Ali Abbas Zafar is one of those Bollywood directors who has been producing successful films one after the other.

His first movie 'Gunday' did quite well at the  box office, but it was his  last film 'Sultan' that created a record. It was  one of the only four  Bollywood films that  crossed the Rs 300 crore mark. He's back again to break records with 'Tiger Zinda Hai', starring Salman Khan and Katrina Kaif which released this weekend.

In a chat, Ali talks about the pressures of  making a big-budget film like this.  

'Tiger Zinda Hai' is the sequel of 'Ek Tha Tiger'. What were your expectations while making the film and how did it turn out  with the final cuts?  

It was an exciting film to make, a genre that any director will enjoy. It's a contemporary style of filmmaking and I had a lot of fun with it. After a film like 'Sultan', which is a personal and intimate film, 'Tiger...' was a completely different one. But I'm glad that it shaped out well in the end.  

You shot in some of the most beautiful places. Which one was your favourite?  

I loved shooting in Austria. It was absolutely stunning and  our shooting location was in the Alps.  What made  those scenes interesting  were the wild wolves we worked with. Yes, they are trained wolves but we had no idea how they would react to certain conditions. It was definitely challenging and a great learning experience.  

After a film like 'Sultan', do you feel the pressure to do well in this film as well?  

Of course! Whenever you do a film with  superstars like Salman and Katrina,  the pressure slowly builds on. 'Sultan' was a very special film and 'Tiger...', especially being the sequel film of an already hit film, made it challenging. The expectations of the audience have also risen and it is my duty as the director to deliver. Nevertheless, I'm happy with my team and everything from the promotions to the songs was  executed brilliantly.  

There's a comparison of the film being similar to the Malayalam film 'Take Off'. What do you have to say about that?  

The basic plot might be the same  - the abduction of Indian nurses  - but my film is completely fictional. I started writing the film much before 'Take Off' was released. I haven't seen that film yet but I've heard great reviews about it. Having said that, 'Tiger...' has fictional characters like Tiger and Zoya and it's about their emotional journey throughout the film. It's about the way the  characters are dealing  with situations in that particular place and how they handle the situation.

'Sultan' and 'Tiger Zinda Hai' are compared to 'Dangal' and 'Take Off', both of which are based on real-life stories.  Do you think that you might be known as the director who makes fictional versions of realistic films?  

The point of filmmaking is such that you can use fiction to show a real event. The cinematic effects allow you to broaden your horizon while keeping the emotions intact. Take 'Titanic' for example. It's a completely fictional movie based on real events. So is 'Lagaan'. It's the job of the director to  portray things and use that creative freedom  to tell that story.  
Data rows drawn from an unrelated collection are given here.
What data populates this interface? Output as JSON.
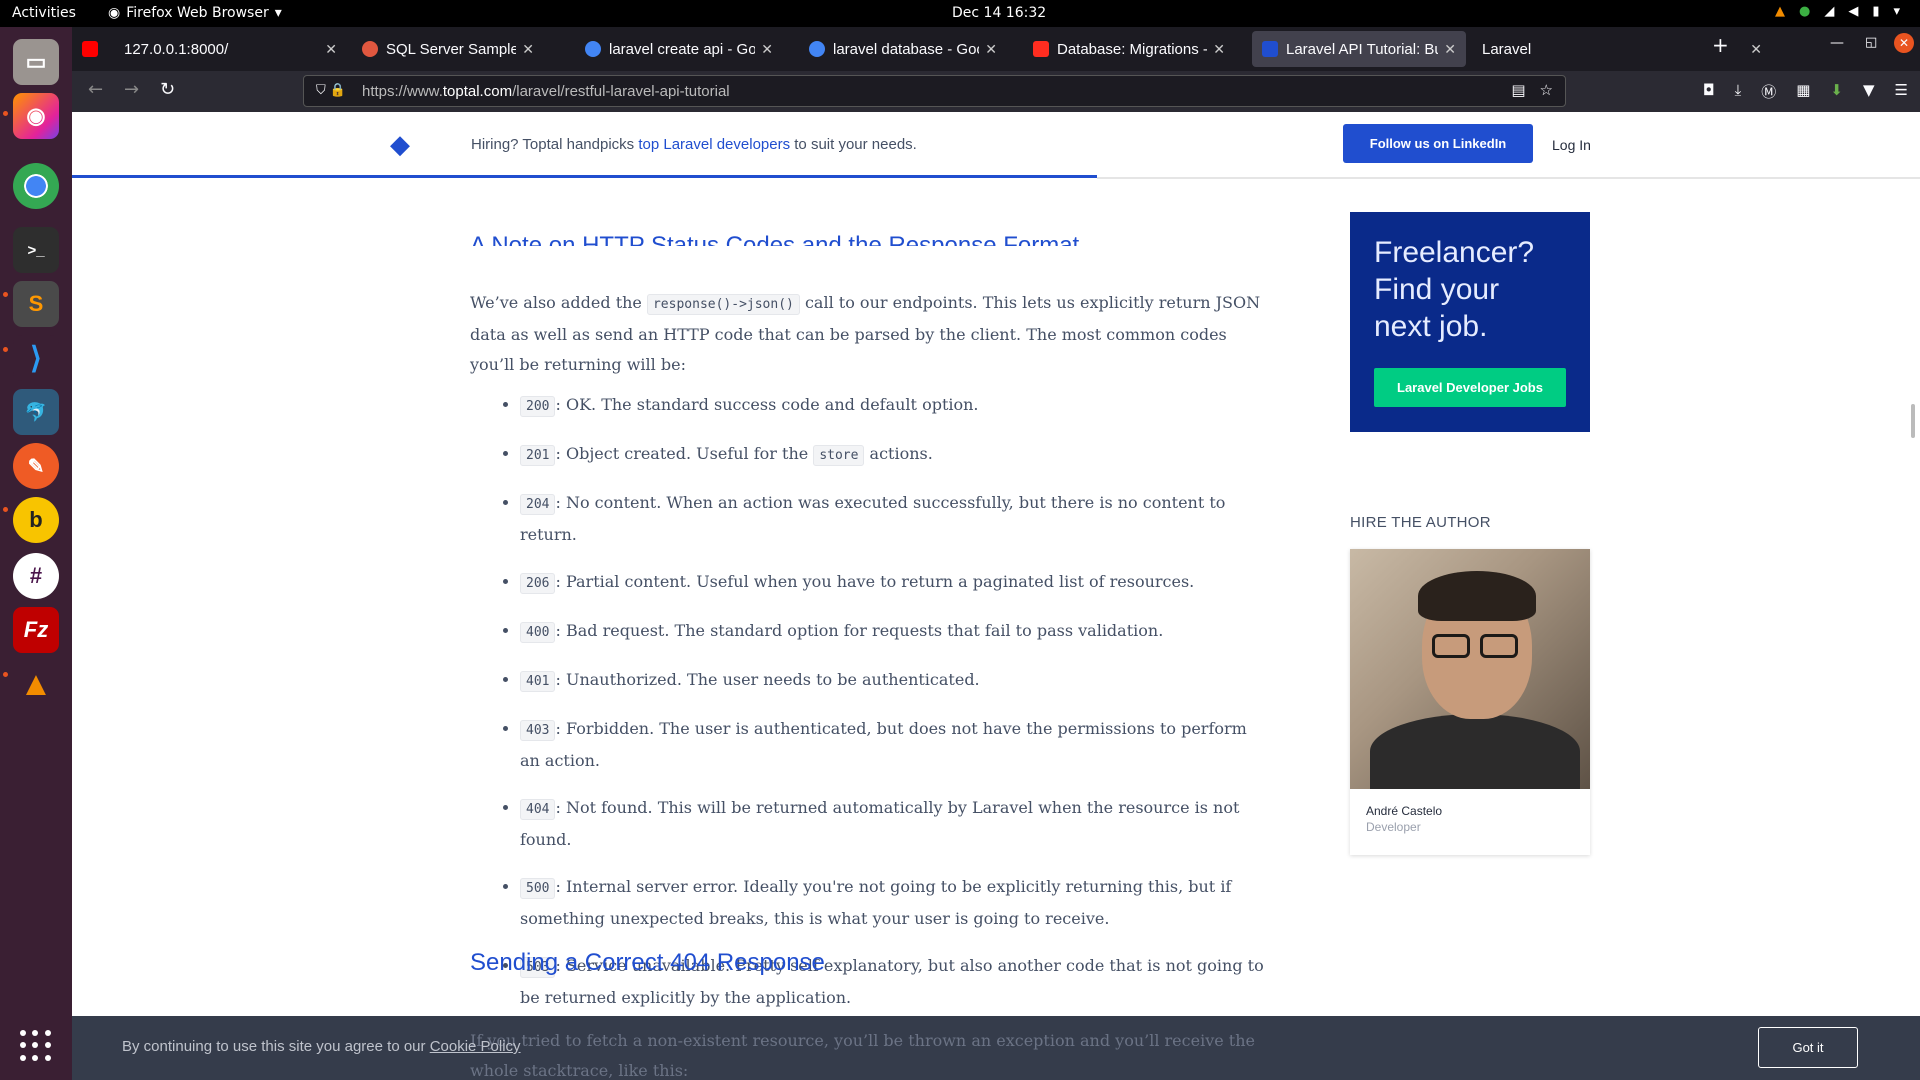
{
  "system": {
    "activities": "Activities",
    "app_name": "Firefox Web Browser",
    "clock": "Dec 14  16:32"
  },
  "tabs": [
    {
      "title": "127.0.0.1:8000/",
      "favicon_color": "#ff0000",
      "icon": "youtube-icon"
    },
    {
      "title": "SQL Server Sample Datab",
      "favicon_color": "#e0573f",
      "icon": "sql-icon"
    },
    {
      "title": "laravel create api - Googl",
      "favicon_color": "#4285f4",
      "icon": "google-icon"
    },
    {
      "title": "laravel database - Google",
      "favicon_color": "#4285f4",
      "icon": "google-icon"
    },
    {
      "title": "Database: Migrations - La",
      "favicon_color": "#ff2d20",
      "icon": "laravel-icon"
    },
    {
      "title": "Laravel API Tutorial: Build",
      "favicon_color": "#204ecf",
      "icon": "toptal-icon"
    },
    {
      "title": "Laravel",
      "favicon_color": "#1c1b22",
      "icon": "blank-icon"
    }
  ],
  "address_bar": {
    "url_prefix": "https://www.",
    "url_domain": "toptal.com",
    "url_path": "/laravel/restful-laravel-api-tutorial"
  },
  "hiring_banner": {
    "prefix": "Hiring? Toptal handpicks ",
    "link": "top Laravel developers",
    "suffix": " to suit your needs.",
    "follow_button": "Follow us on LinkedIn",
    "login": "Log In"
  },
  "article": {
    "cut_heading": "A Note on HTTP Status Codes and the Response Format",
    "intro_before": "We’ve also added the ",
    "intro_code": "response()->json()",
    "intro_after": " call to our endpoints. This lets us explicitly return JSON data as well as send an HTTP code that can be parsed by the client. The most common codes you’ll be returning will be:",
    "codes": [
      {
        "code": "200",
        "text": ": OK. The standard success code and default option."
      },
      {
        "code": "201",
        "text": ": Object created. Useful for the ",
        "code2": "store",
        "text2": " actions."
      },
      {
        "code": "204",
        "text": ": No content. When an action was executed successfully, but there is no content to return."
      },
      {
        "code": "206",
        "text": ": Partial content. Useful when you have to return a paginated list of resources."
      },
      {
        "code": "400",
        "text": ": Bad request. The standard option for requests that fail to pass validation."
      },
      {
        "code": "401",
        "text": ": Unauthorized. The user needs to be authenticated."
      },
      {
        "code": "403",
        "text": ": Forbidden. The user is authenticated, but does not have the permissions to perform an action."
      },
      {
        "code": "404",
        "text": ": Not found. This will be returned automatically by Laravel when the resource is not found."
      },
      {
        "code": "500",
        "text": ": Internal server error. Ideally you're not going to be explicitly returning this, but if something unexpected breaks, this is what your user is going to receive."
      },
      {
        "code": "503",
        "text": ": Service unavailable. Pretty self explanatory, but also another code that is not going to be returned explicitly by the application."
      }
    ],
    "next_heading": "Sending a Correct 404 Response",
    "faded_paragraph": "If you tried to fetch a non-existent resource, you’ll be thrown an exception and you’ll receive the whole stacktrace, like this:"
  },
  "sidebar": {
    "promo_title": "Freelancer? Find your next job.",
    "promo_button": "Laravel Developer Jobs",
    "hire_heading": "HIRE THE AUTHOR",
    "author_name": "André Castelo",
    "author_role": "Developer"
  },
  "cookie_banner": {
    "text": "By continuing to use this site you agree to our ",
    "link": "Cookie Policy",
    "button": "Got it"
  },
  "colors": {
    "accent": "#204ecf",
    "promo_bg": "#0a2a8a",
    "promo_button": "#00cc83"
  }
}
There's always something that actors learn from directors. What's something you learn when working with actors?  

The years of experience an actor brings on screen is a learning factor. I am open to improvisation and  I give my actors complete freedom  to do so. I let them know it's their scene and it's in their hands to keep the essence of the scene alive.  

What are you planning next?  

I just want to get a few days of sleep and then decide what I want to do.